O mecânico Eduardo Jesus Rodrigues, de 24 anos, preso após matar brutalmente o empresário Flávio Cruz Barbosa dentro de uma oficina no Setor de Oficinas Norte, afirmou em depoimento à polícia que é “do bem” e não se considera perigoso.
Segundo informações da Metrópoles, Eduardo confessou o crime e relatou detalhes da execução, que chocou moradores do Distrito Federal.
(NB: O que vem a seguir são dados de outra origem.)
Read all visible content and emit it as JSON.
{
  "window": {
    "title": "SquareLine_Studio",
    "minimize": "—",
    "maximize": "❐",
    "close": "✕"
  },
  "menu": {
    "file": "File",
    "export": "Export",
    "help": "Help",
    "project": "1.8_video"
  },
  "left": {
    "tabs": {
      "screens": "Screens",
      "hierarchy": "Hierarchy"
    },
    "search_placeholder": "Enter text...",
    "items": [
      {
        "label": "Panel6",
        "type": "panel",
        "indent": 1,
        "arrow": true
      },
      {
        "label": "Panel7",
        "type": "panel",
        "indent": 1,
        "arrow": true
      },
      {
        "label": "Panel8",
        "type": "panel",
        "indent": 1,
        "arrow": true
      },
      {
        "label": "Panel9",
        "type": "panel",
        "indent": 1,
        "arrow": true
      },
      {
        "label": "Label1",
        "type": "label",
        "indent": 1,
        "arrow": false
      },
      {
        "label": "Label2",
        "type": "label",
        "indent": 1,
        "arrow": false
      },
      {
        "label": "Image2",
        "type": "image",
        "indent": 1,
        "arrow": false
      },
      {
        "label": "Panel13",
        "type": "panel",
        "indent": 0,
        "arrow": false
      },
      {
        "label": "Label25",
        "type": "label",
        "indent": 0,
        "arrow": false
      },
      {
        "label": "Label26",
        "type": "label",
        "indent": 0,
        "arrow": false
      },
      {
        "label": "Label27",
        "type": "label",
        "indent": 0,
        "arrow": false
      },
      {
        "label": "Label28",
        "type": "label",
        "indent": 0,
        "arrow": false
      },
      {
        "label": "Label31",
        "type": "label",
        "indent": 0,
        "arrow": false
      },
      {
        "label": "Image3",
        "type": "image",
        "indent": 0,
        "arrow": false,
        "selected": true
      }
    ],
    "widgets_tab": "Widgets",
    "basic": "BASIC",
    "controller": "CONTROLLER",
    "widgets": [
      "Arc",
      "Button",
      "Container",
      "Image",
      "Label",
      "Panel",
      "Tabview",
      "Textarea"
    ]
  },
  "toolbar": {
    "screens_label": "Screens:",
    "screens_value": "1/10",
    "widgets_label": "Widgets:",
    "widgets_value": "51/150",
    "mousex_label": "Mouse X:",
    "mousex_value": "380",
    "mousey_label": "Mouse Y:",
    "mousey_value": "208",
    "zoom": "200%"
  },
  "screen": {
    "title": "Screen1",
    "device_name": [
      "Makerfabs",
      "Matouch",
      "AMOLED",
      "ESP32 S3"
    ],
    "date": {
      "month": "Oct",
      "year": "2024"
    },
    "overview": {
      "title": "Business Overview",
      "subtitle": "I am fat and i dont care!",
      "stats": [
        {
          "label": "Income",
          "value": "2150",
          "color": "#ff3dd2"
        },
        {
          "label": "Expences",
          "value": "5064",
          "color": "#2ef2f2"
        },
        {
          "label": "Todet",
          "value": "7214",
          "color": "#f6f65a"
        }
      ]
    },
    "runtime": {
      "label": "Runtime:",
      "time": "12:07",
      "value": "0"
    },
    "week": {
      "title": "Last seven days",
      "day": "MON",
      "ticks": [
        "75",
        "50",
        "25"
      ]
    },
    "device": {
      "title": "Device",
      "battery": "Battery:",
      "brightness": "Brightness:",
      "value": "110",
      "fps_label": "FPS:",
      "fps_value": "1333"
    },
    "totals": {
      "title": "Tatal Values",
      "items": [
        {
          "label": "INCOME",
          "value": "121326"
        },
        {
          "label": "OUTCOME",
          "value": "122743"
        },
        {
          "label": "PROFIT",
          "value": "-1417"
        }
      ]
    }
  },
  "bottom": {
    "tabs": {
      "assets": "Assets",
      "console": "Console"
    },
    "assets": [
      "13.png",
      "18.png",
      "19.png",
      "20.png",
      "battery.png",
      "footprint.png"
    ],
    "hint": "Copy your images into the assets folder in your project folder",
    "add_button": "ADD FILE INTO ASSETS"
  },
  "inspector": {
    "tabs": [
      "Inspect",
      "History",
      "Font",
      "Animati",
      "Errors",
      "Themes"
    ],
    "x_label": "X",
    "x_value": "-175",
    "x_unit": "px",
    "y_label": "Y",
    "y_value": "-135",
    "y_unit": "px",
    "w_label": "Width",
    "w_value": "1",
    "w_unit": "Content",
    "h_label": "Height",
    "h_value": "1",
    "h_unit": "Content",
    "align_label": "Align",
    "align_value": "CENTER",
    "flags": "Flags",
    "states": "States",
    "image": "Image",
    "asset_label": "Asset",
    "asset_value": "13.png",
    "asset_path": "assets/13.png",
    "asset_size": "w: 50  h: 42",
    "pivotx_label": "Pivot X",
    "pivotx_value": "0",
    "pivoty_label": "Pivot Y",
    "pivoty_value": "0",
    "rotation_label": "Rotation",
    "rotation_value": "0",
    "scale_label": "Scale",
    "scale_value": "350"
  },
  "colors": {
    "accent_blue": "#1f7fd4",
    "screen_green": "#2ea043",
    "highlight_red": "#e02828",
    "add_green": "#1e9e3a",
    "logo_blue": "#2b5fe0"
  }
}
Crime brutal dentro da oficina
De acordo com a investigação da Polícia Civil do Distrito Federal, o suspeito trabalhava havia apenas um dia na oficina de restauração de carros antigos pertencente à vítima.
Imagens de câmeras de segurança mostram o momento em que Eduardo chega ao local e agride Flávio Cruz Barbosa com um chute no rosto enquanto ele estava sentado. Em seguida, o criminoso desfere diversas facadas contra o empresário.
Após derrubar a vítima, o autor utilizou uma roda de ferro para esmagar repetidamente a cabeça do patrão já desacordado. Depois, arrastou o corpo pelo chão da oficina, deixando um rastro de sangue.
“Queria decapitar”
Em depoimento, Eduardo afirmou que pretendia decapitar a vítima, mas desistiu ao perceber que o empresário já estava morto.
Ainda segundo a polícia, ele declarou que vinha sofrendo ameaças e zombarias do patrão e alegou que a vítima teria ligação com um estupro coletivo sofrido por ele há cerca de quatro anos.
O suspeito também disse ser usuário de drogas, embora tenha afirmado estar sem consumir entorpecentes desde o início deste ano.
Histórico criminal e transtornos mentais
A Polícia Militar do Distrito Federal informou que Eduardo possui antecedentes por porte de arma branca e tráfico de drogas.
Segundo a PCDF, o homem apresenta transtornos mentais. Ele é natural de Luziânia e morava em Taguatinga.
Quem era a vítima
Flávio Cruz Barbosa, de 49 anos, era conhecido em Brasília pelo trabalho com restauração de veículos antigos e pela atuação no mercado de cervejas artesanais.
O empresário havia acabado de retornar de uma viagem de trabalho a Alexânia ao lado do irmão, Leonardo Cruz. Poucos minutos antes do crime, Leonardo deixou a oficina.
“Meu irmão era muito amado pelos familiares e amigos”, lamentou o irmão da vítima.